For those inclined to believe in the purity of public broadcasting, or naïve enough to feel it immune to financial pressures, I present to you this Wednesday’s PBS NewsHour.

In the first nationally televised interview with the Chairman of the National Endowment for the Arts since the infamous August 10th conference call, PBS NewsHour’s Jeffrey Brown got straight to the heart of the controversy that many of us at Big Hollywood have been so diligently covering – its involvement in propaganda. How did NewsHour broach this topic, you may ask – by actually participating in propaganda.

You see, in the almost 8.5 minute interview, Chairman Rocco Landesman was asked a total of ZERO times about the NEA’s involvement in the meeting. He was asked ZERO times about the resignation of his Communications Director. He was asked ZERO times about NEA grantee Americans for the Arts’ involvement in advocating for health care reform legislation after the call. And he was asked ZERO times about “non-partisan” organization Rock The Vote’s launch of a universal health care campaign only days after the call.

Instead, what the PBS NewsHour chose to use as a theme of the segment was Rocco Landesman’s message that the NEA’s budget is “pathetic.”

“Why do you think the arts are so undervalued in our society,” asked NewsHour’s Jeffrey Brown. Landesman answered with a list of governments that support the arts with far more taxpayer dollars, concluding, “We are, among all the developed world, the weakest supporter of the arts on a public basis.”

Now PBS will claim that they did their journalistic duty by asking Landesman about his “controversial” Peoria comment. But that whole controversy was nothing compared to the use of an agency to push legislation. It is just a safe way for a journalist to claim that the hard questions were asked.
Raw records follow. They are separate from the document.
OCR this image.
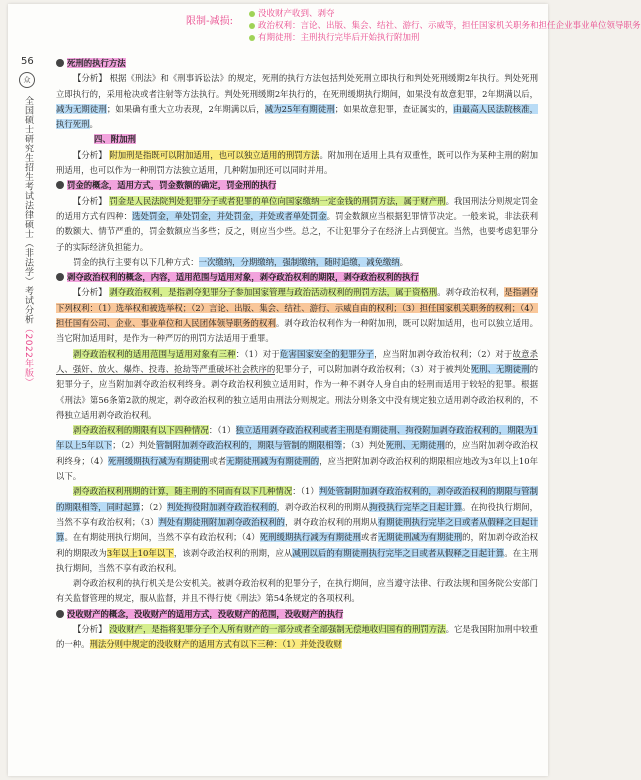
限制-减损:
没收财产收到、剥夺
政治权利：言论、出版、集会、结社、游行、示威等，担任国家机关职务和担任企业事业单位领导职务
有期徒刑：主刑执行完毕后开始执行附加刑
56
众
全国硕士研究生招生考试法律硕士（非法学）考试分析（2022年版）

死刑的执行方法

【分析】 根据《刑法》和《刑事诉讼法》的规定，死刑的执行方法包括判处死刑立即执行和判处死刑缓期2年执行。判处死刑立即执行的，采用枪决或者注射等方法执行。判处死刑缓期2年执行的，在死刑缓期执行期间，如果没有故意犯罪，2年期满以后，减为无期徒刑；如果确有重大立功表现，2年期满以后，减为25年有期徒刑；如果故意犯罪，查证属实的，由最高人民法院核准，执行死刑。

四、附加刑

【分析】 附加刑是指既可以附加适用，也可以独立适用的刑罚方法。附加刑在适用上具有双重性，既可以作为某种主刑的附加刑适用，也可以作为一种刑罚方法独立适用，几种附加刑还可以同时并用。

罚金的概念，适用方式，罚金数额的确定，罚金刑的执行

【分析】 罚金是人民法院判处犯罪分子或者犯罪的单位向国家缴纳一定金钱的刑罚方法，属于财产刑。我国刑法分则规定罚金的适用方式有四种：选处罚金，单处罚金，并处罚金，并处或者单处罚金。罚金数额应当根据犯罪情节决定。一般来说，非法获利的数额大、情节严重的，罚金数额应当多些；反之，则应当少些。总之，不让犯罪分子在经济上占到便宜。当然，也要考虑犯罪分子的实际经济负担能力。

罚金的执行主要有以下几种方式：一次缴纳，分期缴纳，强制缴纳，随时追缴，减免缴纳。

剥夺政治权利的概念，内容，适用范围与适用对象，剥夺政治权利的期限，剥夺政治权利的执行

【分析】 剥夺政治权利，是指剥夺犯罪分子参加国家管理与政治活动权利的刑罚方法，属于资格刑。剥夺政治权利，是指剥夺下列权利：（1）选举权和被选举权；（2）言论、出版、集会、结社、游行、示威自由的权利；（3）担任国家机关职务的权利；（4）担任国有公司、企业、事业单位和人民团体领导职务的权利。剥夺政治权利作为一种附加刑，既可以附加适用，也可以独立适用。当它附加适用时，是作为一种严厉的刑罚方法适用于重罪。

剥夺政治权利的适用范围与适用对象有三种：（1）对于危害国家安全的犯罪分子，应当附加剥夺政治权利；（2）对于故意杀人、强奸、放火、爆炸、投毒、抢劫等严重破坏社会秩序的犯罪分子，可以附加剥夺政治权利；（3）对于被判处死刑、无期徒刑的犯罪分子，应当附加剥夺政治权利终身。剥夺政治权利独立适用时，作为一种不剥夺人身自由的轻刑而适用于较轻的犯罪。根据《刑法》第56条第2款的规定，剥夺政治权利的独立适用由刑法分则规定。刑法分则条文中没有规定独立适用剥夺政治权利的，不得独立适用剥夺政治权利。

剥夺政治权利的期限有以下四种情况：（1）独立适用剥夺政治权利或者主刑是有期徒刑、拘役附加剥夺政治权利的，期限为1年以上5年以下；（2）判处管制附加剥夺政治权利的，期限与管制的期限相等；（3）判处死刑、无期徒刑的，应当附加剥夺政治权利终身；（4）死刑缓期执行减为有期徒刑或者无期徒刑减为有期徒刑的，应当把附加剥夺政治权利的期限相应地改为3年以上10年以下。

剥夺政治权利刑期的计算，随主刑的不同而有以下几种情况：（1）判处管制附加剥夺政治权利的，剥夺政治权利的期限与管制的期限相等，同时起算；（2）判处拘役附加剥夺政治权利的，剥夺政治权利的刑期从拘役执行完毕之日起计算。在拘役执行期间，当然不享有政治权利；（3）判处有期徒刑附加剥夺政治权利的，剥夺政治权利的刑期从有期徒刑执行完毕之日或者从假释之日起计算。在有期徒刑执行期间，当然不享有政治权利；（4）死刑缓期执行减为有期徒刑或者无期徒刑减为有期徒刑的，附加剥夺政治权利的期限改为3年以上10年以下，该剥夺政治权利的刑期，应从减刑以后的有期徒刑执行完毕之日或者从假释之日起计算。在主刑执行期间，当然不享有政治权利。

剥夺政治权利的执行机关是公安机关。被剥夺政治权利的犯罪分子，在执行期间，应当遵守法律、行政法规和国务院公安部门有关监督管理的规定，服从监督，并且不得行使《刑法》第54条规定的各项权利。

没收财产的概念，没收财产的适用方式，没收财产的范围，没收财产的执行

【分析】 没收财产，是指将犯罪分子个人所有财产的一部分或者全部强制无偿地收归国有的刑罚方法。它是我国附加刑中较重的一种。刑法分则中规定的没收财产的适用方式有以下三种：（1）并处没收财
“The great thing about this particular post, whatever the limitations of the budget, is that it’s a great bully pulpit,” said Chairman Landesman. And with that, the Chairman wraps into one statement what so many limited government types see as the problem with the NEA – it gives the government an opportunity to bloviate on the taxpayer’s dime.
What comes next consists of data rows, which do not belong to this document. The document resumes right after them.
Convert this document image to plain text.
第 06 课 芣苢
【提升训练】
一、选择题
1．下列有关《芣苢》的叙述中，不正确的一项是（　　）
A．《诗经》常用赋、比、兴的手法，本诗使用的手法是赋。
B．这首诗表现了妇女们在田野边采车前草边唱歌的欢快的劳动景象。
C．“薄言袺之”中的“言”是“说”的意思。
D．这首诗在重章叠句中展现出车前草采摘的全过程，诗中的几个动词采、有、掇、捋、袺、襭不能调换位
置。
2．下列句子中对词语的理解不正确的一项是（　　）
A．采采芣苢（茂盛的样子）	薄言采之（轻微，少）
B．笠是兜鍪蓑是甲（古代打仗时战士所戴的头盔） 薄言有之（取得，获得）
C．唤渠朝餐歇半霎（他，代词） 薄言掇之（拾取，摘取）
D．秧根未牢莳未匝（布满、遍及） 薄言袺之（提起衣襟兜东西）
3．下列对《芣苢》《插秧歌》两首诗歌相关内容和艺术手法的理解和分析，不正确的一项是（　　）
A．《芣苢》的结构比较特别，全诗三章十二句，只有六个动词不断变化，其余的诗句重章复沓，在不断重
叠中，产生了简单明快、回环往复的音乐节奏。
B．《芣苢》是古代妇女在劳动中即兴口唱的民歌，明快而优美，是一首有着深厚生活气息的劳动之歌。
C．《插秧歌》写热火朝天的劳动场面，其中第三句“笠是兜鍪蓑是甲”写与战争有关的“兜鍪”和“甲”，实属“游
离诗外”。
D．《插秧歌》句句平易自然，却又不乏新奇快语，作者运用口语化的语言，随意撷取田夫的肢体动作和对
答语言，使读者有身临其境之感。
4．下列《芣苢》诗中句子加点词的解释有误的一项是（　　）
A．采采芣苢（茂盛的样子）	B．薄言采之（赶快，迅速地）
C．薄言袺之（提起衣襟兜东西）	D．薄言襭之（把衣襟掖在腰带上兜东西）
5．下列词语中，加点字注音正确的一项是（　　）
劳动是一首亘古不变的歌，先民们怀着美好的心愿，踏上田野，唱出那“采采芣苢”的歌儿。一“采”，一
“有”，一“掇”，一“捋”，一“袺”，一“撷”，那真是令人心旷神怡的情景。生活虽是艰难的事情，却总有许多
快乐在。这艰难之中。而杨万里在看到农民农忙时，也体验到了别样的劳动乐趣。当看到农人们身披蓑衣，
The segment ended with PBS’ Gwen Ifill stating,For the record, the National Endowment for the Arts is one of the funders of the NewsHour’s arts coverage.”
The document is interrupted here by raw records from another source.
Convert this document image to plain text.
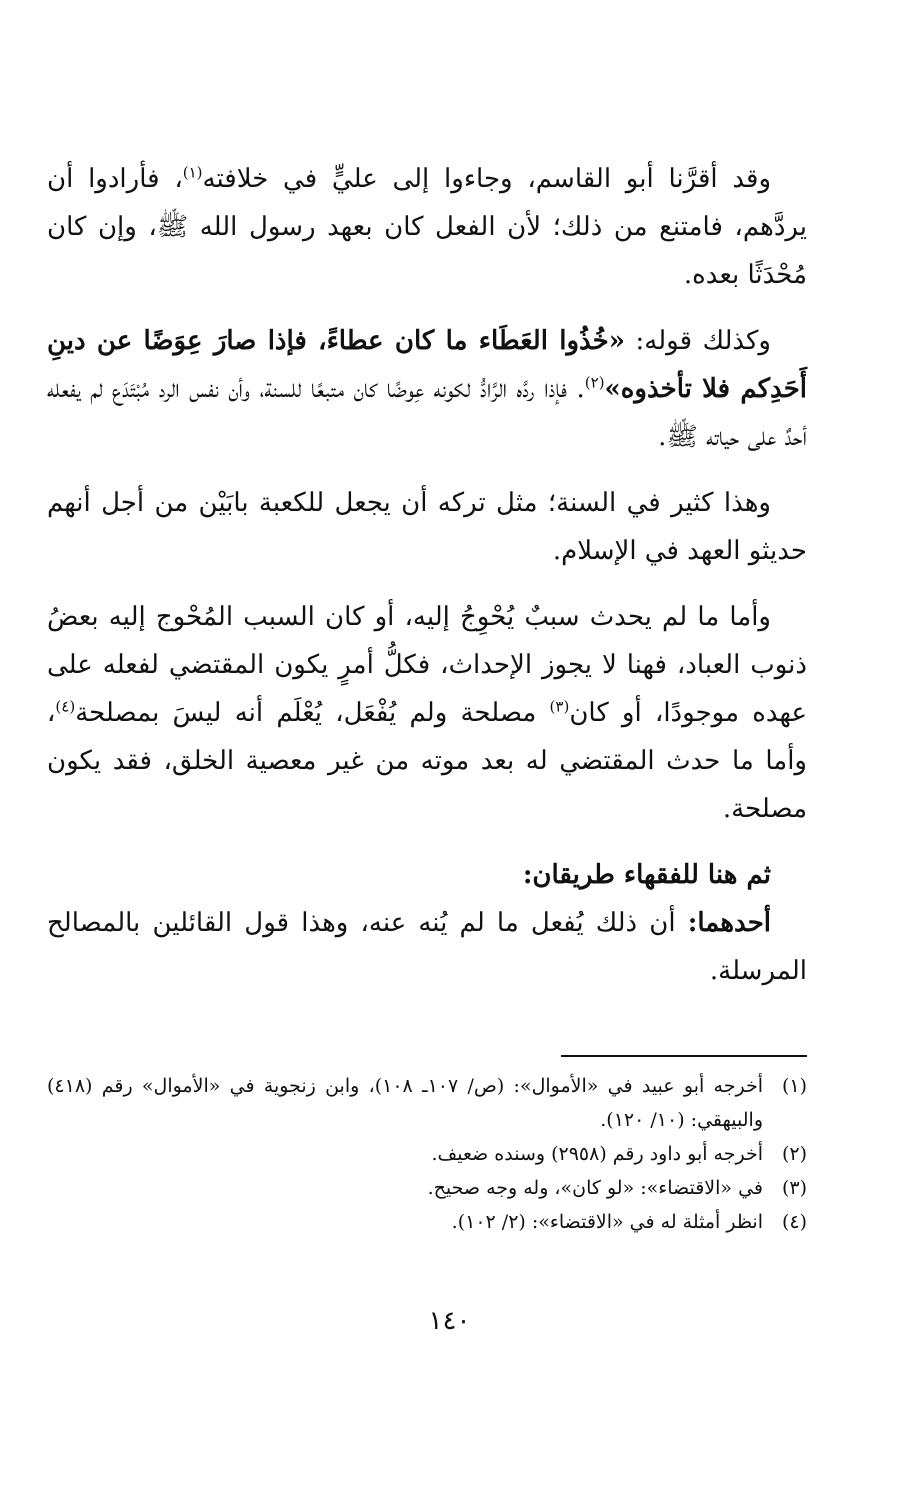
وقد أقرَّنا أبو القاسم، وجاءوا إلى عليٍّ في خلافته$^{(١)}$، فأرادوا أن يردَّهم، فامتنع من ذلك؛ لأن الفعل كان بعهد رسول الله ﷺ، وإن كان مُحْدَثًا بعده.

وكذلك قوله: «خُذُوا العَطَاء ما كان عطاءً، فإذا صارَ عِوَضًا عن دينِ أَحَدِكم فلا تأخذوه»$^{(٢)}$. فإذا ردَّه الرَّادُّ لكونه عِوضًا كان متبعًا للسنة، وأن نفس الرد مُبْتَدَع لم يفعله أحدٌ على حياته ﷺ.

وهذا كثير في السنة؛ مثل تركه أن يجعل للكعبة بابَيْن من أجل أنهم حديثو العهد في الإسلام.

وأما ما لم يحدث سببٌ يُحْوِجُ إليه، أو كان السبب المُحْوج إليه بعضُ ذنوب العباد، فهنا لا يجوز الإحداث، فكلُّ أمرٍ يكون المقتضي لفعله على عهده موجودًا، أو كان$^{(٣)}$ مصلحة ولم يُفْعَل، يُعْلَم أنه ليسَ بمصلحة$^{(٤)}$، وأما ما حدث المقتضي له بعد موته من غير معصية الخلق، فقد يكون مصلحة.

ثم هنا للفقهاء طريقان:

أحدهما: أن ذلك يُفعل ما لم يُنه عنه، وهذا قول القائلين بالمصالح المرسلة.

(١)
أخرجه أبو عبيد في «الأموال»: (ص/ ١٠٧ـ ١٠٨)، وابن زنجوية في «الأموال» رقم (٤١٨) والبيهقي: (١٠/ ١٢٠).
(٢)
أخرجه أبو داود رقم (٢٩٥٨) وسنده ضعيف.
(٣)
في «الاقتضاء»: «لو كان»، وله وجه صحيح.
(٤)
انظر أمثلة له في «الاقتضاء»: (٢/ ١٠٢).
١٤٠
Wait – What did she just say?!?

A note to Mr. Brown and Ms. Ifill: The elitism witnessed in the Peoria statement is not controversial. Using a federal agency for propaganda, however, is. With your segment, PBS’ NewsHour can be added to the list of accomplices. Don’t you think we know that by making an NEA segment about the “pathetic” funding of the agency, PBS is also making a plea to the public for funding as well?

A taxpayer funded agency uses taxpayer airwaves to broadcast a request for more taxpayer dollars – it would actually be knee-slappingly funny if it weren’t so mind-numbingly infuriating.